Grilli a expliqué qu'avec la crise de la dette souveraine, « les obligations d'État augmentent non pas en raison de la hausse des taux Euribor mais parce que le risque de crédit de l'Italie explose. Comment se protéger dans ces cas ? Un particulier avec CDS (Credit default swap). Cependant, le Trésor ne peut pas acheter une protection contre son défaut ». De plus, dans ce scénario, du fait de la politique monétaire de la BCE, les taux Euribor sont passés à zéro. Alors ce qui est arrivé au Trésor, explique Grilli, « ce n'est pas qu'il ait souscrit à un dérivé mal écrit mais qu'il se soit retrouvé face à un événement qui ne peut être protégé par aucun dérivé ».
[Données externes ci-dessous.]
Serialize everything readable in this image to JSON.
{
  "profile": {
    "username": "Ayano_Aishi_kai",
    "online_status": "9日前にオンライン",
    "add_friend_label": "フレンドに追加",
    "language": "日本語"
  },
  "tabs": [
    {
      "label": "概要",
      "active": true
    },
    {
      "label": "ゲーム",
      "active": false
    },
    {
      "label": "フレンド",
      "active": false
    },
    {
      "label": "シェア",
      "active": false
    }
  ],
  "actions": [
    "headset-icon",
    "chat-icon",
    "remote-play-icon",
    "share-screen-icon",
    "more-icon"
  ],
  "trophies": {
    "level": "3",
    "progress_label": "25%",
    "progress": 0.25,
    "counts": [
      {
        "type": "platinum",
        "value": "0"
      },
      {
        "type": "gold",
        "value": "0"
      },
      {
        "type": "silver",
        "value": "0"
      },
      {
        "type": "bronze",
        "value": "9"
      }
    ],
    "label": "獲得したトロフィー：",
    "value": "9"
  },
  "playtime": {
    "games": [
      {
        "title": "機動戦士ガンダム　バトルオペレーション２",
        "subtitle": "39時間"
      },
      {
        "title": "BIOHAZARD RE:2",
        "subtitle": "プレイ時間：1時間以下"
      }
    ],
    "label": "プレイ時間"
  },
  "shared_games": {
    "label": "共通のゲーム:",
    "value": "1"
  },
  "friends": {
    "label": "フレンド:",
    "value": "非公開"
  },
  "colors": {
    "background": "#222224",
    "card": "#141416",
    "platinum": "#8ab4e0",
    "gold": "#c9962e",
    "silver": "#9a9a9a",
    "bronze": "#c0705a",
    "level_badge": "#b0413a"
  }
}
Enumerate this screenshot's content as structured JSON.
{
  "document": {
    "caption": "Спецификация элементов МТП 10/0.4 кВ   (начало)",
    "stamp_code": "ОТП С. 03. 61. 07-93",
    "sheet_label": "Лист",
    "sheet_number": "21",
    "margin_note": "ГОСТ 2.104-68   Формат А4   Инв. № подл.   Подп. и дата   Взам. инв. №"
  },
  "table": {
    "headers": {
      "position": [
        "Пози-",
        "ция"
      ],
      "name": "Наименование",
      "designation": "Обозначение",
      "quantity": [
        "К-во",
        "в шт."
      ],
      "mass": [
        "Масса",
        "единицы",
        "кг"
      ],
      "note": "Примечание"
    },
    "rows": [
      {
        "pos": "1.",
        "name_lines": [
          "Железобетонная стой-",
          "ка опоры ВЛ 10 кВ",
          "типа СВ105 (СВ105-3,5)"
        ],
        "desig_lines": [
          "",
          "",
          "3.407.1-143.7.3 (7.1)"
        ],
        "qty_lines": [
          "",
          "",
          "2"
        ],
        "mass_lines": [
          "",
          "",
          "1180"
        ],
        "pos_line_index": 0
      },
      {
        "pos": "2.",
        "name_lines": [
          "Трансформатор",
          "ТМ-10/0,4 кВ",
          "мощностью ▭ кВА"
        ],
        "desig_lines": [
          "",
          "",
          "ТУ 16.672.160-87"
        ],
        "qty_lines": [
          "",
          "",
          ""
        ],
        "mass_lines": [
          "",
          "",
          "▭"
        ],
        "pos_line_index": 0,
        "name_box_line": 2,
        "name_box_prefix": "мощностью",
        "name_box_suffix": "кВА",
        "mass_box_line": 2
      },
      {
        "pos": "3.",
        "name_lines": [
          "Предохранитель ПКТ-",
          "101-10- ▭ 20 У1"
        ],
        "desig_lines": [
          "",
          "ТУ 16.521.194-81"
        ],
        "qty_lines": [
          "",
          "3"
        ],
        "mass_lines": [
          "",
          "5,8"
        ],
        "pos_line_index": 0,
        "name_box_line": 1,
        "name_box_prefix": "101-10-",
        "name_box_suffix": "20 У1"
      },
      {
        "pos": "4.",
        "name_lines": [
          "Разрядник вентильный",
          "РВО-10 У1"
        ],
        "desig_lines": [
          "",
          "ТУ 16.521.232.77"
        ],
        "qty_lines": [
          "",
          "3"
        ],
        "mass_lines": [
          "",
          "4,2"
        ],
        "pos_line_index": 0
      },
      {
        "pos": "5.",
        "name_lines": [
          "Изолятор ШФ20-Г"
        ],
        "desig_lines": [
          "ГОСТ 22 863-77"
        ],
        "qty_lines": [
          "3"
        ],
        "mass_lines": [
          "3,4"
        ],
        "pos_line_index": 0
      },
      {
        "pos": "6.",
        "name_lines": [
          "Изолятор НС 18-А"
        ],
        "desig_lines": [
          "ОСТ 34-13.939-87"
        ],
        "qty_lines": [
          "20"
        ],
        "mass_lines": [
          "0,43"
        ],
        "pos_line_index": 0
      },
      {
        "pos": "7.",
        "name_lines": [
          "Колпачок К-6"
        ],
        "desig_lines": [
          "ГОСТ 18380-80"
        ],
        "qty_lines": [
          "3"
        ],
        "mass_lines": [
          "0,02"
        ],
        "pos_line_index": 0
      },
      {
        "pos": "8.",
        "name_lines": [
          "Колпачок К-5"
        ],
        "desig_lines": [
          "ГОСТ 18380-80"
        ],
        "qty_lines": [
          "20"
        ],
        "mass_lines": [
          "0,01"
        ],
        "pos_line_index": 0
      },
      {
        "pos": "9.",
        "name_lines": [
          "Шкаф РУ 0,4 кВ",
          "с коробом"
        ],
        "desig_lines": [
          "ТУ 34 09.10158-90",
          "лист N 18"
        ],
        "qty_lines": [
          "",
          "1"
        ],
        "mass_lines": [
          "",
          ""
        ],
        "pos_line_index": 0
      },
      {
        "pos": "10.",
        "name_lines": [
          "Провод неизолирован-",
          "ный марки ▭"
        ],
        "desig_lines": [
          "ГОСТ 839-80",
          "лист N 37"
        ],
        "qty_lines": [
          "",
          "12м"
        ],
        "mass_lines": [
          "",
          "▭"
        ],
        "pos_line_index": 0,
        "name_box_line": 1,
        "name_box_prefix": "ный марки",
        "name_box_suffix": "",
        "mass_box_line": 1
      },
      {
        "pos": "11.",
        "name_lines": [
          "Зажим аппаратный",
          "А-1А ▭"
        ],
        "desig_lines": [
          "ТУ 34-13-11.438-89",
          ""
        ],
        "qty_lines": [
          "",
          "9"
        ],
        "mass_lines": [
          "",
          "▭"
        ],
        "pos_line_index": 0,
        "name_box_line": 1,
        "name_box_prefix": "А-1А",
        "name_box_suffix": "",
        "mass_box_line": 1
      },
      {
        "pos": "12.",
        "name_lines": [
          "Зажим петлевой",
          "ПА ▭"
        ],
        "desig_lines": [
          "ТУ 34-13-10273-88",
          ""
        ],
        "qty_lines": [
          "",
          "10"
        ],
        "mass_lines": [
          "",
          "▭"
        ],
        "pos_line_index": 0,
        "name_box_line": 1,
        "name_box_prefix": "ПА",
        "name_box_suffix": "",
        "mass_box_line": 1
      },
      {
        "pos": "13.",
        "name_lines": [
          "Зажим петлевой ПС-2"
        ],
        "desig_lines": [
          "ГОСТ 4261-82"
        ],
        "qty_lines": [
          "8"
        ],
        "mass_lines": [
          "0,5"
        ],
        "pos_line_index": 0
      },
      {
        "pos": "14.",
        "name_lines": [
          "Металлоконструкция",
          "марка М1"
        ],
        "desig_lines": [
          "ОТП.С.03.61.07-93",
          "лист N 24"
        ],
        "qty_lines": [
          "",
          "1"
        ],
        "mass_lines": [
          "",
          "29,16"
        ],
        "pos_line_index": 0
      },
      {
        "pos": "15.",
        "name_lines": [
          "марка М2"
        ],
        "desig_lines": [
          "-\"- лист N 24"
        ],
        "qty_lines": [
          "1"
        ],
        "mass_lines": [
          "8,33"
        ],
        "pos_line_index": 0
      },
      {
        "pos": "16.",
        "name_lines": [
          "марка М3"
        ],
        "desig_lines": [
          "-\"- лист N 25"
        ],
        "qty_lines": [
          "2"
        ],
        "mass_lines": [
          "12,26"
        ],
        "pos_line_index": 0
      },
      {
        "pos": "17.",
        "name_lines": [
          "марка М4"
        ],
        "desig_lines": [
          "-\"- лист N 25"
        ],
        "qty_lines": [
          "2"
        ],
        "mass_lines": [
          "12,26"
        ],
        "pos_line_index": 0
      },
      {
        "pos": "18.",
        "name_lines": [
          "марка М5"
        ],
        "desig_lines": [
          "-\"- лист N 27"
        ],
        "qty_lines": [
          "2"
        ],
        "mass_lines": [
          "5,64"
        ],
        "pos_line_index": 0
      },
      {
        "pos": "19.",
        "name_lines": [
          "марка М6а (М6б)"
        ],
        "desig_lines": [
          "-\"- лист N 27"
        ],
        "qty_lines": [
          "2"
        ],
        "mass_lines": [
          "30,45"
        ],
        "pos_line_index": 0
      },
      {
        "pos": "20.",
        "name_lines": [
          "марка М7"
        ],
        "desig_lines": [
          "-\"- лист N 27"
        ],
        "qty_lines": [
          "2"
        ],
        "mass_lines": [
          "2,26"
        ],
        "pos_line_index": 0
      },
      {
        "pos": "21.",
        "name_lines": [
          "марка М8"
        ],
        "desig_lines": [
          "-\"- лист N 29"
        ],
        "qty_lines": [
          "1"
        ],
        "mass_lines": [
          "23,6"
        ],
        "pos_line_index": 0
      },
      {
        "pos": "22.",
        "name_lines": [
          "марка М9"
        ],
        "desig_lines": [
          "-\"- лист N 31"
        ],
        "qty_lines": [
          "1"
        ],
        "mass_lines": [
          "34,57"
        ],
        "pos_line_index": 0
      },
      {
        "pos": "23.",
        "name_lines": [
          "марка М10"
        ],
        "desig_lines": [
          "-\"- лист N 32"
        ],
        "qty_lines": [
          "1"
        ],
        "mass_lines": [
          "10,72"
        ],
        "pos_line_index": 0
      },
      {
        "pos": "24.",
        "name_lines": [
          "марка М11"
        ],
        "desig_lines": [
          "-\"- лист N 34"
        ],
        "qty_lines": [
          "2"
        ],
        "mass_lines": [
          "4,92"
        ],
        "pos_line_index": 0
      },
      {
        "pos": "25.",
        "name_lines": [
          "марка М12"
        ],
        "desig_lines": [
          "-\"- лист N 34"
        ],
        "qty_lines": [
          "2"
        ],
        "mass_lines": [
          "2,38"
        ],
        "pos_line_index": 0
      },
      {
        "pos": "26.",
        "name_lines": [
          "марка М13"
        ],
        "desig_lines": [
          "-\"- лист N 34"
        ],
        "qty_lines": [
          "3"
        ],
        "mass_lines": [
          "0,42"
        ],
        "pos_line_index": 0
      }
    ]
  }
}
Grilli ajoute également son opinion sur les raisons pour lesquelles la banque américaine a demandé la résiliation anticipée de ce contrat. Selon l'ex-ministre, fin 2009, la banque américaine s'était transformée de banque d'investissement en véritable banque et les autorités de contrôle américaines poussaient à démanteler des positions coûteuses, comme ce fut le cas sur l'Italie. "Le coût du dérivé, jusqu'à l'explosion des CDS, était un coût normal : lorsque le coût de l'Italie s'est dissocié du saut du spread à 500 points de base, le coût pour eux a décuplé".

Un autre thème abordé lors de l'audition était celui des "portes tournantes". « Je n'aime pas le terme portes tournantes en raison de sa connotation négative », a déclaré Grilli qui a travaillé dans d'importantes banques d'investissement internationales avant et après son expérience gouvernementale. « À mon avis, il y a peu d'échanges public-privé en Italie. Dans d'autres pays, c'est beaucoup plus fréquent. En Italie, ceux qui commencent à travailler dans le secteur public y finissent également et le même parcours s'applique également au secteur privé. Cela crée deux mondes presque incommunicables et c'est un fait négatif. L'échange d'expériences – poursuit Grilli – est absolument bénéfique. Elle doit être encouragée, certainement pas sans règles de transparence ». En Italie, ajoute Grilli, il y a des règles mais elles doivent être améliorées notamment sur l'obligation de non-concurrence pendant douze mois. "Il n'y a pas de contrainte sèche, il faut être plus clair et ne pas laisser l'interprétation à l'Antitrust". L'approche en la matière devrait être modifiée en fonction de ce qui se passe dans l'expérience américaine : l'obligation de non-concurrence a un prix : « Vous ne pouvez pas dire que vous ne pouvez pas travailler, mais débrouillez-vous ».

Enfin, les députés. Grilli a déclaré que Monte dei Paschi avait également été évoqué lors du déjeuner au Palazzo Chigi à l'été 2016 au cours duquel le Premier ministre Matteo Renzi avait invité le numéro un mondial de JpMorgan, Jamie Dimon, à Rome à l'occasion du centenaire de l'ouverture du siège italien. de la banque américaine. "On parlait de beaucoup de dossiers de l'économie mondiale et on parlait aussi des députés", a déclaré Grilli qui était à l'époque président de JP Morgan Europe. Le déjeuner n'avait rien de spécial ajoute Grilli. Le numéro un mondial de JpMorgan demande à rencontrer les chefs de gouvernement lors de ses déplacements dans les différents pays.